Quelque part dans Macaron (mars 2019)
Dans le même temps, Macaron avait repris, après bien des années
silencieuses et sans aucune nouvelle d’elle, une petite correspondance avec
Inès. Il lui avait écrit, à nouveau, et
elle avait répondu. C’était un
printemps. Macaron mettait le temps pour,
lentement, doucement, trèèès tranquillement, sans effrayer la belle, relancer
le processus de débat entre elle et lui, un débat sur toutes les composantes de
la vie et de la culture humaines, un débat dont l’éther était un amour parfait. Ce qu’il ignorait, c’est qu’Inès avait
parfaitement lu son jeu et en jouait à son tour, en le brutalisant parfois, en
le faisant languir souvent, et en l’éconduisant dès qu’elle estimait qu’une
ligne rouge était franchie (c'est-à-dire dès qu’il commençait à lui parler de
son amour pour elle, passé ou présent).
« Ce n’est pas le bon
mot, parce qu’en réalité je songe à un mot anglais – sharpen – mais je crois que les hommes tranchent
davantage avec l’âge, en général, c’est
ce qui donne leur maturité : ils deviennent hommes quand ils se sont
pleinement assumés. Les hésitations, les
tergiversations disparaissent. Ils se
sont aiguisés, polis, patiemment. Comme
des lames brutes longtemps passées à la meule et au feutre. Et s’assumant, ils assument leur archétype. Un trait de caractère devient dominant. Chez les uns, ce sera la sociabilité, chez
les autres, la distraction, ou alors ce sera un tempérament taiseux, chez d’autres
encore, l’affirmation de soi… C’est là
que l’écrivain a toute sa place. Les
personnages de romans sont ainsi construits. Or vous, vous êtes pleinement
dans la vie un homme autant qu’un personnage de roman, et pourtant, ce qui vous
caractérise, c’est votre absence de réalité marquée. C’est extrêmement déroutant pour qui vous
côtoie parce que, du coup, vous n’êtes pas fiable bien que vous vous en
défendiez sans arrêt. Vous êtes tour à
tour le prof sévère, le musicien perché, l’amant trop timide, l’écrivain bien trempé, le père rassurant, le scientifique passionné, l’enfant capricieux… Vous donnez le tournis.

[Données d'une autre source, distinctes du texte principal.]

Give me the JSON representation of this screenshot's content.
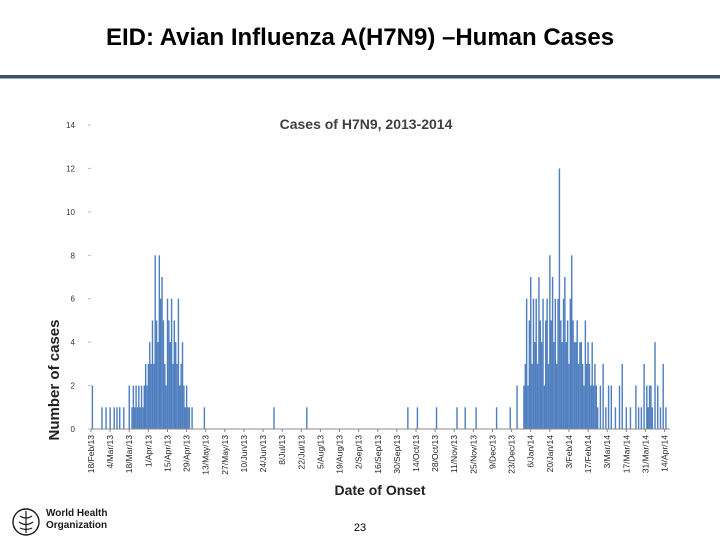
{
  "slide": {
    "title": "EID: Avian Influenza A(H7N9) –Human Cases",
    "page_number": "23",
    "org_line1": "World Health",
    "org_line2": "Organization"
  },
  "colors": {
    "bar": "#4f7fbf",
    "rule": "#3b5168",
    "axis": "#888888"
  },
  "chart_data": {
    "type": "bar",
    "title": "Cases of H7N9, 2013-2014",
    "xlabel": "Date of Onset",
    "ylabel": "Number of cases",
    "ylim": [
      0,
      14
    ],
    "yticks": [
      0,
      2,
      4,
      6,
      8,
      10,
      12,
      14
    ],
    "x_start": "2013-02-18",
    "x_end": "2014-04-18",
    "x_tick_labels": [
      "18/Feb/13",
      "4/Mar/13",
      "18/Mar/13",
      "1/Apr/13",
      "15/Apr/13",
      "29/Apr/13",
      "13/May/13",
      "27/May/13",
      "10/Jun/13",
      "24/Jun/13",
      "8/Jul/13",
      "22/Jul/13",
      "5/Aug/13",
      "19/Aug/13",
      "2/Sep/13",
      "16/Sep/13",
      "30/Sep/13",
      "14/Oct/13",
      "28/Oct/13",
      "11/Nov/13",
      "25/Nov/13",
      "9/Dec/13",
      "23/Dec/13",
      "6/Jan/14",
      "20/Jan/14",
      "3/Feb/14",
      "17/Feb/14",
      "3/Mar/14",
      "17/Mar/14",
      "31/Mar/14",
      "14/Apr/14"
    ],
    "series": [
      {
        "name": "Cases",
        "dates": [
          "2013-02-19",
          "2013-02-26",
          "2013-03-01",
          "2013-03-04",
          "2013-03-07",
          "2013-03-09",
          "2013-03-11",
          "2013-03-14",
          "2013-03-18",
          "2013-03-20",
          "2013-03-21",
          "2013-03-22",
          "2013-03-23",
          "2013-03-24",
          "2013-03-25",
          "2013-03-26",
          "2013-03-27",
          "2013-03-28",
          "2013-03-29",
          "2013-03-30",
          "2013-03-31",
          "2013-04-01",
          "2013-04-02",
          "2013-04-03",
          "2013-04-04",
          "2013-04-05",
          "2013-04-06",
          "2013-04-07",
          "2013-04-08",
          "2013-04-09",
          "2013-04-10",
          "2013-04-11",
          "2013-04-12",
          "2013-04-13",
          "2013-04-14",
          "2013-04-15",
          "2013-04-16",
          "2013-04-17",
          "2013-04-18",
          "2013-04-19",
          "2013-04-20",
          "2013-04-21",
          "2013-04-22",
          "2013-04-23",
          "2013-04-24",
          "2013-04-25",
          "2013-04-26",
          "2013-04-27",
          "2013-04-28",
          "2013-04-29",
          "2013-04-30",
          "2013-05-01",
          "2013-05-03",
          "2013-05-12",
          "2013-07-02",
          "2013-07-26",
          "2013-10-08",
          "2013-10-15",
          "2013-10-29",
          "2013-11-13",
          "2013-11-19",
          "2013-11-27",
          "2013-12-12",
          "2013-12-22",
          "2013-12-27",
          "2014-01-01",
          "2014-01-02",
          "2014-01-03",
          "2014-01-04",
          "2014-01-05",
          "2014-01-06",
          "2014-01-07",
          "2014-01-08",
          "2014-01-09",
          "2014-01-10",
          "2014-01-11",
          "2014-01-12",
          "2014-01-13",
          "2014-01-14",
          "2014-01-15",
          "2014-01-16",
          "2014-01-17",
          "2014-01-18",
          "2014-01-19",
          "2014-01-20",
          "2014-01-21",
          "2014-01-22",
          "2014-01-23",
          "2014-01-24",
          "2014-01-25",
          "2014-01-26",
          "2014-01-27",
          "2014-01-28",
          "2014-01-29",
          "2014-01-30",
          "2014-01-31",
          "2014-02-01",
          "2014-02-02",
          "2014-02-03",
          "2014-02-04",
          "2014-02-05",
          "2014-02-06",
          "2014-02-07",
          "2014-02-08",
          "2014-02-09",
          "2014-02-10",
          "2014-02-11",
          "2014-02-12",
          "2014-02-13",
          "2014-02-14",
          "2014-02-15",
          "2014-02-16",
          "2014-02-17",
          "2014-02-18",
          "2014-02-19",
          "2014-02-20",
          "2014-02-21",
          "2014-02-22",
          "2014-02-23",
          "2014-02-24",
          "2014-02-26",
          "2014-02-28",
          "2014-03-02",
          "2014-03-04",
          "2014-03-06",
          "2014-03-09",
          "2014-03-12",
          "2014-03-14",
          "2014-03-17",
          "2014-03-20",
          "2014-03-24",
          "2014-03-26",
          "2014-03-28",
          "2014-03-30",
          "2014-04-01",
          "2014-04-02",
          "2014-04-03",
          "2014-04-04",
          "2014-04-05",
          "2014-04-07",
          "2014-04-09",
          "2014-04-11",
          "2014-04-13",
          "2014-04-15"
        ],
        "values": [
          2,
          1,
          1,
          1,
          1,
          1,
          1,
          1,
          2,
          1,
          2,
          1,
          2,
          1,
          2,
          1,
          2,
          1,
          2,
          3,
          2,
          3,
          4,
          3,
          5,
          3,
          8,
          5,
          4,
          8,
          6,
          7,
          5,
          3,
          2,
          6,
          5,
          4,
          6,
          3,
          5,
          4,
          3,
          6,
          2,
          3,
          4,
          2,
          1,
          2,
          1,
          1,
          1,
          1,
          1,
          1,
          1,
          1,
          1,
          1,
          1,
          1,
          1,
          1,
          2,
          2,
          3,
          6,
          2,
          5,
          7,
          3,
          6,
          4,
          6,
          3,
          7,
          5,
          4,
          6,
          2,
          5,
          6,
          3,
          8,
          5,
          7,
          4,
          6,
          3,
          6,
          12,
          5,
          4,
          6,
          7,
          4,
          5,
          3,
          6,
          8,
          5,
          4,
          4,
          5,
          3,
          4,
          4,
          3,
          2,
          5,
          3,
          4,
          3,
          2,
          4,
          2,
          3,
          2,
          1,
          2,
          3,
          1,
          2,
          2,
          1,
          2,
          3,
          1,
          1,
          2,
          1,
          1,
          3,
          2,
          1,
          2,
          2,
          1,
          4,
          2,
          1,
          3,
          1
        ]
      }
    ]
  }
}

Vous m’avez donné le tournis. Mais c’est un tournis qui fait tituber, ne
vous en déplaise. Et j’ai passé l’âge
des jeux trop grisants. »
« Ma chère Inés – lui
répondait-il – je reconnais bien là votre
façon d’écrire : pure et sans attache.
Comme tout être humain, vous prêtez à d’autres les traits qui caractérisent
votre propre âme. C’est elle qui est
tranchée ! Je pense au contraire
que les humains sont plein de nuances et qu’ils recèlent en eux tous les
archétypes. Montrer – et surtout cacher
- l’un ou l’autre visage est ensuite affaire de choix. J’ai décidé quant à moi de n’en cacher aucun,
mais de ne jamais les montrer en même temps, sauf aux personnes que j’aime… Et
je vous annonce, quoi que vous en pensiez, que vous en faites encore partie. Je sais que, m’exprimant de la sorte, je m’expose
à nouveau à quelques longs mois de silence, mais c’est une réalité que je ne puis
taire : elle me définit aussi.
Vous êtes l’un de mes archétypes, pour toujours. Vous avez su poser votre marque sur mon
épaule comme le faisaient les maîtres chevaliers de Moyen-Âge lors de la
cérémonie de l’adoubement, et rien ne peut plus l’effacer. Surtout sachant que notre amour a
toujours balancé du côté de la tradition courtoise.
J’attire
cependant votre attention : vous parlez d’hommes aiguisés à la meule et au
feutre. J’ai bien peur que « moule »
et « foutre » ne soient guère éloignés : je n’ai pas passé l’âge,
quant à moi, et bien que les cheveux grisonnants (autant que les poils de votre pubis),
de vous imaginer dans les situations les plus incongrues.
Portez
vous bien.
Macaron ».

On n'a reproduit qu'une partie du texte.